Manche Leute fürchten sich vor spontanen Beschwerden oder Reklamationen oder Zahlungserinnerungen oder Kündigungen, und solche Leute wollen oft schlicht und einfach nicht mehr per Telefax erreichbar sein - dabei machen sie meisten auch keine E-Mail-Adressen mehr bekannt, sondern benutzen nur "no-reply-e-mail-adressen", und Einschreiben mit Rückschein kommen aufgrund Umleitung in einn Postfach auch wieder an den Absender zurück.

Selbst nahmhafte große Konzerne versuchen, alle Kontakte auf Kontaktformulare ihrer Homepage oder auf ein Call-Center umzuleiten, um nur ja nicht nachweisbar eine Beschwerde-E-Mail oder ein Kündigungs- oder Reklamations-Fax zu erhalten.

Insbesondere internationale Konzerne finden den Empfang von Telefaxen auch zu teuer, immerhin kostet der Ausruck Papier und Toner.

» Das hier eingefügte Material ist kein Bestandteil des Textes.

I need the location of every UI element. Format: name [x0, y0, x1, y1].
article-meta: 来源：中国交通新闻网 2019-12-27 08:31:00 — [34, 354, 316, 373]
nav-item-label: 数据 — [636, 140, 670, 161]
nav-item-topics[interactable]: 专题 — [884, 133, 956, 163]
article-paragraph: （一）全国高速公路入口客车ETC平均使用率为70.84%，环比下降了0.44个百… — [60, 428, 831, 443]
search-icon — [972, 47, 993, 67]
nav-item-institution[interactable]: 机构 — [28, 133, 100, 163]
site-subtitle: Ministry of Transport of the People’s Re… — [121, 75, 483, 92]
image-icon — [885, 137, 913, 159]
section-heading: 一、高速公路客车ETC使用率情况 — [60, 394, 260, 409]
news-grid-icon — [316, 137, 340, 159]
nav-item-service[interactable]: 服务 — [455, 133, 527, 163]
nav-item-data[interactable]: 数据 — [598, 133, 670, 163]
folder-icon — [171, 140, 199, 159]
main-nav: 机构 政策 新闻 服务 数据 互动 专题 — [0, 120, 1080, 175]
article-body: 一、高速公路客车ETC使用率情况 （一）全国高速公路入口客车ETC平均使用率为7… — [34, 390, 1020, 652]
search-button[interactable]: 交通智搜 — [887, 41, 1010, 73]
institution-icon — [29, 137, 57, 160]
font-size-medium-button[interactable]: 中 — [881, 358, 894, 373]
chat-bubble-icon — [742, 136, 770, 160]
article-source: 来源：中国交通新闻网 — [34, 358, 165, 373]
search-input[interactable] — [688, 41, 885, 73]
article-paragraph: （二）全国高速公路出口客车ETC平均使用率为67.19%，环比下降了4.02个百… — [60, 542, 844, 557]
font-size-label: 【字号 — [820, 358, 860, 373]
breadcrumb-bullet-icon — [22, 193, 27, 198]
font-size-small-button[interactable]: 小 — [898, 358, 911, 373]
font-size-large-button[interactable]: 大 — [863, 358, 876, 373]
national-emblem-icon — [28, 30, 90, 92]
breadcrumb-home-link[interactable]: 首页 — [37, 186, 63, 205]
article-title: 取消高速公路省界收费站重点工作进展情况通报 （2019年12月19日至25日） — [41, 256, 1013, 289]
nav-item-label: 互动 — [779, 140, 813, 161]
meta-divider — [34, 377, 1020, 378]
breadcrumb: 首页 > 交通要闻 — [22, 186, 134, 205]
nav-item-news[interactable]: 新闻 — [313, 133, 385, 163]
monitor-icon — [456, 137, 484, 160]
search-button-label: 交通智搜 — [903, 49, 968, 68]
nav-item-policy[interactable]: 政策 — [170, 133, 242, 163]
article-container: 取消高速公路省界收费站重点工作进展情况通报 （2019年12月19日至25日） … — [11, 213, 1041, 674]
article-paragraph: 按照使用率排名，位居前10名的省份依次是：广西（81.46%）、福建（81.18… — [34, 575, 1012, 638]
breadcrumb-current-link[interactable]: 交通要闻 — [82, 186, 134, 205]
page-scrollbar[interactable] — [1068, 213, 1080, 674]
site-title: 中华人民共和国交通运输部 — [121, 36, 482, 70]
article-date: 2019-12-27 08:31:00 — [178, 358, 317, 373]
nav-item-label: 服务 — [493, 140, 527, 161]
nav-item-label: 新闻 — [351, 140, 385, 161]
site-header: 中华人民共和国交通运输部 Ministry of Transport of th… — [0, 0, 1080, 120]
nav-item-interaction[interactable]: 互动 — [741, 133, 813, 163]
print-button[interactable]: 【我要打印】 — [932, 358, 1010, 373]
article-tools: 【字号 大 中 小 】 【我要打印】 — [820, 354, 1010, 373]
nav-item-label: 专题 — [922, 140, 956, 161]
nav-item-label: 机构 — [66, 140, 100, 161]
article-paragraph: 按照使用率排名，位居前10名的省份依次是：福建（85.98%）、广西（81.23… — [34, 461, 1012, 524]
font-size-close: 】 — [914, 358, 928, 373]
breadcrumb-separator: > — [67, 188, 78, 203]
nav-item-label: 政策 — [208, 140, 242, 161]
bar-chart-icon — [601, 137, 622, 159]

Und Betreiber moderner Kommunikationsdienste betrachten Telefaxverkehr wohl manchmal als lästige Konkurrenz.

Auch Behörden sowie gerichtliche Geschäftstellen empfinden den Empfang von Telefaxen oft umständlich und lästig, und wollen schlicht und einfach keine Telefaxe mehr zugeschickt bekommen.

Für Rechtsanwälte und inbesondere für nicht anwaltliche vertretene Bürger ist das Telefax aber nach wie oft vor eine praktische Alternative zu den sonstigen Versand- und Kommunikationswegen.